Après trois avions, deux escales, à Londres puis à Buenos Aires, et près de 36h, c’est complètement reboosté que je pose le pied à El Calafate, mythique ville de Patagonie. Je n’ai pas beaucoup dormi mais mon excitation débordante ne laisse que peu de place à la fatigue.

20:30
Eolo.
Une autre planète. Surplombant la plaine entourée de montagnes aux sommets maculés de neiges éternelles, l’hotel Eolo nous offre un spectacle saisissant. Je n’ai jamais vu un tel paysage. Au milieu de la plaine serpente une riviere scintillante. Toutes les chambres donnent sur la vallée, ainsi que le salon et la salle à manger.
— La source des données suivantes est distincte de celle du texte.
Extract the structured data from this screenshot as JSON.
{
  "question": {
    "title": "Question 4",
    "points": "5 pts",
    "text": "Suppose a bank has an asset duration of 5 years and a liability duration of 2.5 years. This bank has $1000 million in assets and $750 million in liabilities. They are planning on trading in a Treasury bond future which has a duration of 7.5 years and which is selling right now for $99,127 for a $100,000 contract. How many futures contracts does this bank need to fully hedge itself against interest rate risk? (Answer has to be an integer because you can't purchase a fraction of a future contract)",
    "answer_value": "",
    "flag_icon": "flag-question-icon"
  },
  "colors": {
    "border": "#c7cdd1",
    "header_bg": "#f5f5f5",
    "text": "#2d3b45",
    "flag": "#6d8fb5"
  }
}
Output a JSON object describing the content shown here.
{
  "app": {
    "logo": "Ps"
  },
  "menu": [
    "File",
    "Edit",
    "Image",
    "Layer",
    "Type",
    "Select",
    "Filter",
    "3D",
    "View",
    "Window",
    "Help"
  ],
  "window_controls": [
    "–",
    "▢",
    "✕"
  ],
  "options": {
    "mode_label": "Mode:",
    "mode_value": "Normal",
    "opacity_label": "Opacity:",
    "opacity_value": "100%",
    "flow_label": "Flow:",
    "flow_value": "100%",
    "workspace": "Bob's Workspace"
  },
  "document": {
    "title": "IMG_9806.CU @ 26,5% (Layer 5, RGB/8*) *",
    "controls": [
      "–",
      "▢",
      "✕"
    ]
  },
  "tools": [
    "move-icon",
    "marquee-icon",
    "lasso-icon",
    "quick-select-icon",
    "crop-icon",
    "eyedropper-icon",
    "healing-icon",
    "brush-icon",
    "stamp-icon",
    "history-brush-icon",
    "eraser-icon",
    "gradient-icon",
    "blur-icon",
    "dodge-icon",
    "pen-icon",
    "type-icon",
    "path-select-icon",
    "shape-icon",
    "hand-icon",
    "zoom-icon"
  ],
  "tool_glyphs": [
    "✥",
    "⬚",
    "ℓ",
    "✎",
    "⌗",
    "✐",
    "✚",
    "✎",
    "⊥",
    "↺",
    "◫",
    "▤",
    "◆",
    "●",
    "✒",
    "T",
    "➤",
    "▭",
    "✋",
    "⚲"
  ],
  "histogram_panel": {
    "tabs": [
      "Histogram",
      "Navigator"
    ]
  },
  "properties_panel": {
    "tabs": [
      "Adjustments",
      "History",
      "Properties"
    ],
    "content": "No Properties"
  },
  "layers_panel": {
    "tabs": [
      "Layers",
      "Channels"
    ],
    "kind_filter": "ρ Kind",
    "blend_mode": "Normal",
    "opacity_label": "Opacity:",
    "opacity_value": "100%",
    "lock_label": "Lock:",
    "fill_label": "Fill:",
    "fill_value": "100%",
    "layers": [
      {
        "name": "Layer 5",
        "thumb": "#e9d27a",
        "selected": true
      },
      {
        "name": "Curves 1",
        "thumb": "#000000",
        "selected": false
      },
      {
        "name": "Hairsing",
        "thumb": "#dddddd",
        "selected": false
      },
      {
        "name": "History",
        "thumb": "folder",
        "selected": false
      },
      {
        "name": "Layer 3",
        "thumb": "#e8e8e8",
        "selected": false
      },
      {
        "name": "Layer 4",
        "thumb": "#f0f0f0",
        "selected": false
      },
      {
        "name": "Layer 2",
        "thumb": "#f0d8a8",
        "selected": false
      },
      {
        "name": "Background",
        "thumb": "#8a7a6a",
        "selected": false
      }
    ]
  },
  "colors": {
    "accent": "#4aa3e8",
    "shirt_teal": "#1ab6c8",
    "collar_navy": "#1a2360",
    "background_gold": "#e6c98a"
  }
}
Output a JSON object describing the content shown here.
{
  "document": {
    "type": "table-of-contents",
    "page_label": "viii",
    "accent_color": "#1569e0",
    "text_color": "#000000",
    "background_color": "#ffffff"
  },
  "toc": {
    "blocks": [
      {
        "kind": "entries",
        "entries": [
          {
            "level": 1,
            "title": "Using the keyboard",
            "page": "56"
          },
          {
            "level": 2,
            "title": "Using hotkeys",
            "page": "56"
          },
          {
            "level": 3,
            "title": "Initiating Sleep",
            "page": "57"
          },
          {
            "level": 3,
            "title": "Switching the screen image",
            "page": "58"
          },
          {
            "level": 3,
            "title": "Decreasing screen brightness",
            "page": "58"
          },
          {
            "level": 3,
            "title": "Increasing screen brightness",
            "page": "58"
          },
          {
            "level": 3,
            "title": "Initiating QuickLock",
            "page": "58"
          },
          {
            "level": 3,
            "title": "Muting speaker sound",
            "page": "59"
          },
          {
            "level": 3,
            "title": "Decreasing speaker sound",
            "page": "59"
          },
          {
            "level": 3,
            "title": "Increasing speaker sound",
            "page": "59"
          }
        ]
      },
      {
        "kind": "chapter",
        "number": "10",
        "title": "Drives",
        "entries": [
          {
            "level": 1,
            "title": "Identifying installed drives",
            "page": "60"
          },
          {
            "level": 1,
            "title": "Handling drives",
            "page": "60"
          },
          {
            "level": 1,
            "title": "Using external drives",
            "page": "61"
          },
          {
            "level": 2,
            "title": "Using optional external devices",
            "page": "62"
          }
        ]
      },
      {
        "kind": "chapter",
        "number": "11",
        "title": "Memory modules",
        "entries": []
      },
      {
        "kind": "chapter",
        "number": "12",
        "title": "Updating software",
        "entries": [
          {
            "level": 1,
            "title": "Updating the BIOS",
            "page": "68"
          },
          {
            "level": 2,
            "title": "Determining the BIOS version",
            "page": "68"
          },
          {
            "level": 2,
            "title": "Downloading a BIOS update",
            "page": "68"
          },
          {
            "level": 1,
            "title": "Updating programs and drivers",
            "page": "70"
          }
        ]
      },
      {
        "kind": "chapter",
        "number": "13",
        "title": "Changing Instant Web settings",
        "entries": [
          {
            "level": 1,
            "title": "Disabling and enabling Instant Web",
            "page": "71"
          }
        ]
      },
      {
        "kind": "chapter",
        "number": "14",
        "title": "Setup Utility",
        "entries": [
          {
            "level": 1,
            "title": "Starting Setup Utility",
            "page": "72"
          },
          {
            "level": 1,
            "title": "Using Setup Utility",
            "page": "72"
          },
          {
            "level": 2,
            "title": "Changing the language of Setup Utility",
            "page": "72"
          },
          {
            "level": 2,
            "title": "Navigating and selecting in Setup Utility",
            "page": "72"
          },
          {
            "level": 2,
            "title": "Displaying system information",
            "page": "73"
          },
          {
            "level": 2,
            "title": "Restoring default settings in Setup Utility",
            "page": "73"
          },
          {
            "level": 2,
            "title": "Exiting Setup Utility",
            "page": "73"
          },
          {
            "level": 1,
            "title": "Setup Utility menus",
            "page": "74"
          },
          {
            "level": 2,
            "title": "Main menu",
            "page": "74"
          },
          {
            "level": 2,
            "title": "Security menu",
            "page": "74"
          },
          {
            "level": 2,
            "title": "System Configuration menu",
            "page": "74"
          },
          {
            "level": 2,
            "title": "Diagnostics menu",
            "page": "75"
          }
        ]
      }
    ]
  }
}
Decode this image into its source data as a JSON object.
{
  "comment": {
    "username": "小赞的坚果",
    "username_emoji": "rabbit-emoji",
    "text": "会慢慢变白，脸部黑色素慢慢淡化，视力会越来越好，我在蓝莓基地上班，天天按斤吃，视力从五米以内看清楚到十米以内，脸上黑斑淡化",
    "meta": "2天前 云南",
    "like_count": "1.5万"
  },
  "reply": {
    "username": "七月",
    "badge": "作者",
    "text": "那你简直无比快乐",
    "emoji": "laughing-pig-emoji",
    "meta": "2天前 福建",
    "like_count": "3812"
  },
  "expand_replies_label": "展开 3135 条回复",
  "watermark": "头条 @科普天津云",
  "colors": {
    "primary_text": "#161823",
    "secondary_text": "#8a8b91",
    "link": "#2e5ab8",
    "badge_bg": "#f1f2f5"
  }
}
C’est ce genre de spectacle qui me fait prendre du recul et réaliser à quel point je suis privilégié. Je me demande comment je suis arrivé là. L’expérience vaut tout l’or du monde.

23:00
Après un délicieux diné passé en compagnie de Michaël Fribourg à en apprendre plus sur le Label de laine Organica et le groupe Chargeurs en général, c’est comme une pierre que je m’effondre dans mon lit présidentiel.

 

Mardi 10 Octobre

 

8:00
Levé tôt pour avoir le temps de petit déjeuner et commencer cette journée chargée, je ne ressens pourtant pas de grande fatigue. J’ai bien récupéré et je trépigne d’impatience à l’idée de découvrir le mythique glacier Perito Moreno. J’ai vu ce glacier sur des photos, dans les magazines et sur les instagram de nature que je suis et c’est pour moi un des plus beaux paysages du monde.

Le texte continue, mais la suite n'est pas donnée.